- Battle of Han River: Part of the Hanzhong Campaign
| Date | April 219 |
| Location | Hanzhong, Shaanxi, China |
| Result | Liu Bei victory |

Belligerents
- Liu Bei: Cao Cao

Commanders and leaders
- Zhao Yun: Cao Cao

Strength
- Unknown: Unknown

Casualties and losses
- Unknown: Unknown

= Battle of Han River =

Battle between warlords Liu Bei and Cao Cao (219)

The Battle of Han River was fought between the warlords Liu Bei and Cao Cao in April 219 during the prelude to the Three Kingdoms period of Chinese history. The battle was the last major engagement in the Hanzhong Campaign, in which Liu Bei emerged victorious and subsequently declared himself King of Hanzhong.

==Background==
Cao Cao's general Xiahou Yuan was defeated and killed by Liu Bei at the Battle of Mount Dingjun in February 219. In retaliation, Cao Cao led a large army along with millions of grains to supply his troops. Cao Cao wanted to attack Liu Bei's camp at the south of the Han River. Therefore, Liu Bei sent his generals Zhao Yun and Huang Zhong to defend it. Later, as Huang Zhong along with his soldiers went to capture the enemy's supplies. Zhao Yun and his subordinate Zhang Zhu (張著) remained in the main camp with Zhang Yi to keep it safe until their return.

==Battle==
Huang Zhong led some troops to capture the supplies of grain Cao Cao stocked at the North Mountain. Zhao Yun along with his unit assisted Huang Zhong during this mission. As Huang Zhong had been gone for long, Zhao Yun became worried that something happened to him and along with some tens light cavalry left his camp to find Huang Zhong's unit. During their search, they encountered Cao Cao's main army and were forced to fight against them, as more and more of Cao Cao's soldiers joined the battle. Yet, Zhao Yun with a handful of soldiers charged among their masses. At the same time, attacking and retreating, Zhao Yun managed to defeat a far larger army.

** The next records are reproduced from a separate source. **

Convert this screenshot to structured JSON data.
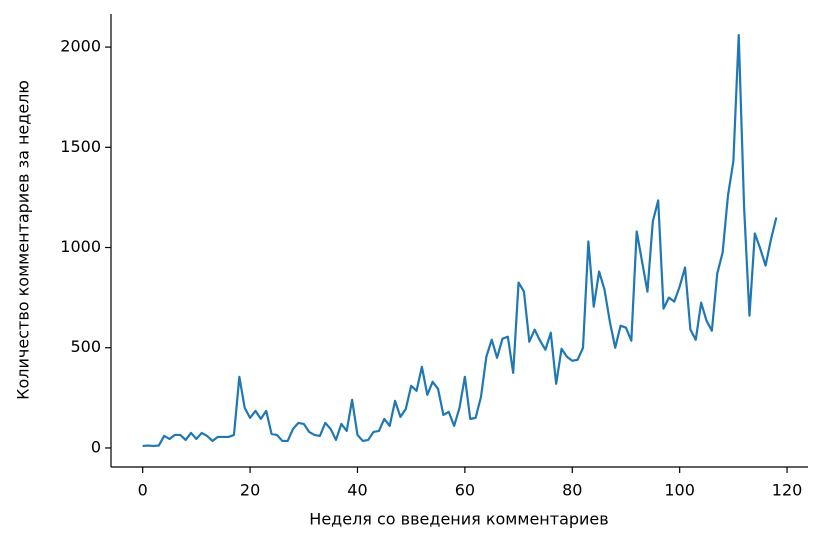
{
  "chart_data": {
    "type": "line",
    "x_label": "Неделя со введения комментариев",
    "y_label": "Количество комментариев за неделю",
    "x": [
      0,
      1,
      2,
      3,
      4,
      5,
      6,
      7,
      8,
      9,
      10,
      11,
      12,
      13,
      14,
      15,
      16,
      17,
      18,
      19,
      20,
      21,
      22,
      23,
      24,
      25,
      26,
      27,
      28,
      29,
      30,
      31,
      32,
      33,
      34,
      35,
      36,
      37,
      38,
      39,
      40,
      41,
      42,
      43,
      44,
      45,
      46,
      47,
      48,
      49,
      50,
      51,
      52,
      53,
      54,
      55,
      56,
      57,
      58,
      59,
      60,
      61,
      62,
      63,
      64,
      65,
      66,
      67,
      68,
      69,
      70,
      71,
      72,
      73,
      74,
      75,
      76,
      77,
      78,
      79,
      80,
      81,
      82,
      83,
      84,
      85,
      86,
      87,
      88,
      89,
      90,
      91,
      92,
      93,
      94,
      95,
      96,
      97,
      98,
      99,
      100,
      101,
      102,
      103,
      104,
      105,
      106,
      107,
      108,
      109,
      110,
      111,
      112,
      113,
      114,
      115,
      116,
      117,
      118
    ],
    "values": [
      10,
      12,
      10,
      12,
      60,
      45,
      65,
      65,
      40,
      75,
      45,
      75,
      60,
      35,
      55,
      55,
      55,
      65,
      355,
      200,
      150,
      185,
      145,
      185,
      70,
      65,
      35,
      35,
      95,
      125,
      120,
      80,
      65,
      60,
      125,
      95,
      40,
      120,
      85,
      240,
      65,
      35,
      40,
      80,
      85,
      145,
      110,
      235,
      155,
      195,
      310,
      285,
      405,
      265,
      330,
      295,
      165,
      180,
      110,
      200,
      355,
      145,
      150,
      255,
      455,
      540,
      450,
      545,
      555,
      375,
      825,
      780,
      530,
      590,
      535,
      490,
      575,
      320,
      495,
      455,
      435,
      440,
      500,
      1030,
      705,
      880,
      790,
      630,
      500,
      610,
      600,
      535,
      1080,
      930,
      780,
      1130,
      1235,
      695,
      750,
      730,
      805,
      900,
      590,
      540,
      725,
      635,
      585,
      870,
      975,
      1260,
      1430,
      2060,
      1200,
      660,
      1070,
      995,
      910,
      1040,
      1150
    ],
    "color": "#1f77b4",
    "xlim": [
      -5.9,
      123.9
    ],
    "xticks": [
      0,
      20,
      40,
      60,
      80,
      100,
      120
    ],
    "ylim": [
      -95,
      2165
    ],
    "yticks": [
      0,
      500,
      1000,
      1500,
      2000
    ],
    "grid": false
  }
}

Cao Cao's soldiers soon regrouped but Zhao Yun again, along with his fellow riders broke the encirclement and lead them back to the main camp. During this battle, the officer Zhang Zhu (張著) was wounded hence he could not retreat. Zhao Yun turned back, rescued the wounded Zhang Zhu and led him back to the camp. However, Cao Cao's army followed them until they reached the camp. When Zhang Yi saw that Cao Cao's army was in pursuit of Zhao Yun, and headed towards the main camp. He thought that they should close the gates and prepare for their assault. However, Zhao Yun ordered to have the gates wide open, lowered the flags and quieted the drums.

Seeing this, Cao Cao's army was fearful of some ambush therefore they withdrew. At this moment, Zhao Yun suddenly ordered to beat the drums with thundering sounds and along with crossbowmen, he led Liu Bei's forces as they pursued the retreated army. Cao Cao's soldiers panicked and while fleeing trampled over each other, with many among them drowning into the Han river.

==Aftermath==
As Liu Bei later arrived and inspected the battlefield. He exclaimed: "Zilong is full of guts!" He ordered a celebration until late that night honoring Zhao Yun. From then on, Liu Bei's army called Zhao Yun "General of Tiger's Might" (虎威將軍).